Taliban courts are systematically denying divorce rights to child brides forced into marriage, according to a new investigation by Radio Free Europe/Radio Liberty, documenting how the regime's judicial system institutionalizes abuse of Afghan women and girls.
The RFE/RL investigation reveals that Taliban judges routinely reject divorce petitions from women who were married as children, often to significantly older men, citing Islamic law interpretations that favor male guardianship and marital permanence over women's consent or wellbeing.
"The courts say I have no right to leave," said one woman who was married at 14 to a man in his forties. "They told me marriage is sacred and I must obey my husband." She spoke on condition of anonymity for her safety.
The practice extends beyond the Taliban's well-documented restrictions on women's education and employment, revealing how the regime is using judicial structures to enforce gender-based oppression. While international attention has focused on university bans and work restrictions, the courts have quietly become instruments for trapping women in abusive marriages.
Under Taliban interpretation of Sharia law, women seeking divorce must prove severe abuse or abandonment—standards that judges apply inconsistently and often impossibly. Meanwhile, men can divorce unilaterally through simple declaration. The asymmetry effectively removes women's agency even in the most coercive marriages.
Child marriage was common even during the Islamic Republic era, but women had legal recourse through courts that, while imperfect, recognized forced marriage as grounds for divorce.

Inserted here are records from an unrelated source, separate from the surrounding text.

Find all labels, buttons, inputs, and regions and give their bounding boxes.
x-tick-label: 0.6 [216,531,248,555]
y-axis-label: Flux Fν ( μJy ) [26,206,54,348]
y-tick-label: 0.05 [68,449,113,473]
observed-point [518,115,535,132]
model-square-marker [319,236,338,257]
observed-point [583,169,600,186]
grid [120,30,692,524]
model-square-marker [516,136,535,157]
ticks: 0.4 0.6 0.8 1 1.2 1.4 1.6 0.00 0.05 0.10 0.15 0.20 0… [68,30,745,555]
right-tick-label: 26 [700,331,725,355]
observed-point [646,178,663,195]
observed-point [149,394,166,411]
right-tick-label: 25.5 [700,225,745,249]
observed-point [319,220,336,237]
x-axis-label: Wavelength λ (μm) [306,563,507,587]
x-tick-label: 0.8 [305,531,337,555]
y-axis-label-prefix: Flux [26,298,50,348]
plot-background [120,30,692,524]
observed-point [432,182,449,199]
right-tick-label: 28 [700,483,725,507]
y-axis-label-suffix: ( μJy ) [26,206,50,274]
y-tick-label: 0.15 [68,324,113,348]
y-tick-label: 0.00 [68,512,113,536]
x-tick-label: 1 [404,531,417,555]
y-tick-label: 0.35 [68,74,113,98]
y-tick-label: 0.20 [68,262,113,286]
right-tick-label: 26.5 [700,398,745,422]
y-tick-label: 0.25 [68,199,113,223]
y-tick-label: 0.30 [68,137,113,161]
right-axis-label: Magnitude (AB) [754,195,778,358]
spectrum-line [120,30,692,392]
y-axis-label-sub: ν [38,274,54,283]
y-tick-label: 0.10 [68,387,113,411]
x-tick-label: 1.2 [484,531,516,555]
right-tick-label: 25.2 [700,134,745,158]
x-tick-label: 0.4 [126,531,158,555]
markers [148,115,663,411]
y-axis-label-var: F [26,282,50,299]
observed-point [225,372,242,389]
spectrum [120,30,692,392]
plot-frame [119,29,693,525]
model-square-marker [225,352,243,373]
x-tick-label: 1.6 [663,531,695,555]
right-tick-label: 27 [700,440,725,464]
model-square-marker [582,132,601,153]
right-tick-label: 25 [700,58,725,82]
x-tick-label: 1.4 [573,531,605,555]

The Taliban judicial system has eliminated those protections entirely.
"We are documenting these cases because they represent systematic violations of basic human rights," said a researcher with a human rights organization working on Afghanistan, speaking anonymously due to security concerns. "This is not about cultural relativism. These are children being imprisoned in marriages they never chose."
The United Nations estimates that nearly 60% of Afghan girls are married before age 19, with many married as young as 12 or 13. Under Taliban rule, those numbers are believed to be rising as economic desperation drives families to marry daughters early, and as girls are barred from education beyond sixth grade in most provinces.
In Afghanistan, as across conflict zones, the story is ultimately about ordinary people navigating extraordinary circumstances. Young women trapped in forced marriages face violence at home and state-sanctioned denial of divorce in courts, with no recourse and no way out.
The Taliban's Ministry for the Promotion of Virtue and Prevention of Vice, which enforces the regime's interpretation of Islamic law, has made child bride divorce cases a low priority. Officials have publicly stated that maintaining family structures takes precedence over individual women's complaints.
International organizations have limited leverage. Most foreign aid has been suspended or severely restricted since the Taliban takeover in August 2021, and the regime has shown little interest in engaging with international human rights frameworks. Women's rights activists who remain in Afghanistan operate in extreme danger.
"Every day we receive calls from girls, from women, asking for help to escape these marriages," said one underground activist network coordinator. "We can hide some temporarily, but we cannot change the law. The courts will not help them, and fleeing means abandoning everything."
The practice also reflects broader Taliban governance philosophy. By controlling women's mobility, education, employment, and now marital status through judicial decree, the regime enforces a social order where women exist entirely under male guardianship from cradle to grave.
A May decree titled "On The Judicial Separation Of Spouses" formalized the Taliban's approach, establishing that girls can only dissolve marriages "upon reaching puberty"—and that silence after puberty is interpreted as consent to the marriage. The decree requires witness testimony for divorce claims, but if witnesses cannot be produced, courts must accept the husband's account.
For young women denied education, denied work, and now denied exit from forced marriages, the compounding restrictions leave virtually no path to autonomy or safety. The judicial system, rather than offering protection, has become another mechanism of control.
One survivor, Neda (a pseudonym), was married at age 12 to a 20-year-old stranger in Darwaz district. "I didn't even have my first period yet. I had no idea what marital life or sex was," she said. Her divorce took two years through the Sharia court system. She now lives as a refugee in Pakistan.
Another survivor, Sana, was forced into marriage at 13 after losing her parents. She obtained a divorce at 18 but faced devastating social stigma. She eventually remarried and lost her job when the Taliban returned to power in 2021, illustrating how the current regime's restrictions compound the vulnerabilities of women who have already survived forced child marriage.
Human rights organizations are calling for international documentation of these cases as potential evidence of gender-based persecution, though prospects for accountability remain distant. The International Criminal Court has limited jurisdiction, and the Taliban shows no willingness to engage with international justice mechanisms.
As Afghanistan faces one of the world's worst humanitarian crises, with millions facing food insecurity and economic collapse, the systematic denial of divorce rights to child brides represents another layer of suffering that disproportionately affects the most vulnerable. The Taliban's construction of a permanent legal system institutionalizing gender apartheid shows no signs of reversal, despite international condemnation and aid conditionality.